Philippe Gros
Vincent Tourret
Corentin Brustlein
Elie Tenenbaum
Morgan Paglia
27 janvier 2019 Version PDf
A. La notion de linéarité dans les doctrines
La description du champ de bataille comme linéaire ou non-linéaire est issue du débat américain sur les différentes façons de configurer l’espace des opérations selon que ses délimitations spatiales demeurent discernables ou s’estompent : la ligne de contact est-elle continue et persistante ? Une séparation claire du front et de l’arrière existe-t-elle ? Les lignes de communication convergent-elles sur celles des opérations ? Trouvant son origine dans le combat terrestre, cette problématique a notamment pour variables la densité des forces et la nature statique ou dynamique de leur disposition sur le terrain.
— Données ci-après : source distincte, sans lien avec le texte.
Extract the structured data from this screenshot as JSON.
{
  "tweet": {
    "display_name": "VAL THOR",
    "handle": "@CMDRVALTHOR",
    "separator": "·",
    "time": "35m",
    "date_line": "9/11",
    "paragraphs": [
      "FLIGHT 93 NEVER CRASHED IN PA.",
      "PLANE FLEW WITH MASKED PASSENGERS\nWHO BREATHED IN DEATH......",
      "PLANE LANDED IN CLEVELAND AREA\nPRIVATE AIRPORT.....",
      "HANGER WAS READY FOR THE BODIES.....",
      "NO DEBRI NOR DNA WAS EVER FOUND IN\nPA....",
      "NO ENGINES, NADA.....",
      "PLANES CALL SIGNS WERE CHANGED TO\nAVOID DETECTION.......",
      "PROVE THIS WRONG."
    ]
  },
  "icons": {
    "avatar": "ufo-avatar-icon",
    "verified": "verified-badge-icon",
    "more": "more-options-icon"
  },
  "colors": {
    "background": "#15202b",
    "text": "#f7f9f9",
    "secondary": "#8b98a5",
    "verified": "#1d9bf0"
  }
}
Plus son occupation est fixe en termes de posture et forte en effectif, plus une aire d’opération tendra vers la linéarité, avec comme exemple paroxysmique la guerre des tranchés de 1914-1918. A l’inverse, plus une aire d’opération sera jugée fluide en termes de posture et lacunaire en termes d’occupation, plus elle tendra vers la non-linéarité, avec des exemples pouvant aller des guerres de mouvement aux guerres asymétriques.
Si la non-linéarité est un attribut naturel de la guerre de manoeuvre classique, sa con-ception doctrinale moderne remonte dans le domaine aéroterrestre à la naissance des batailles et opérations dans la profondeur à partir de la Première Guerre mondiale, conceptualisée au niveau opératif entre autres par Mikhaïl Toukhatchevski dès les années 1920 et appliquée ensuite pendant la Seconde Guerre mondiale, d’abord par les Alle-mands, puis par l’Armée Rouge. Cela étant, de façon plus radicale encore, les théories de la puissance aérienne, notamment celle de Douhet, consacrent l’émergence de la non-linéarité opérative et même stratégique grâce à l’exploitation de la troisième dimension.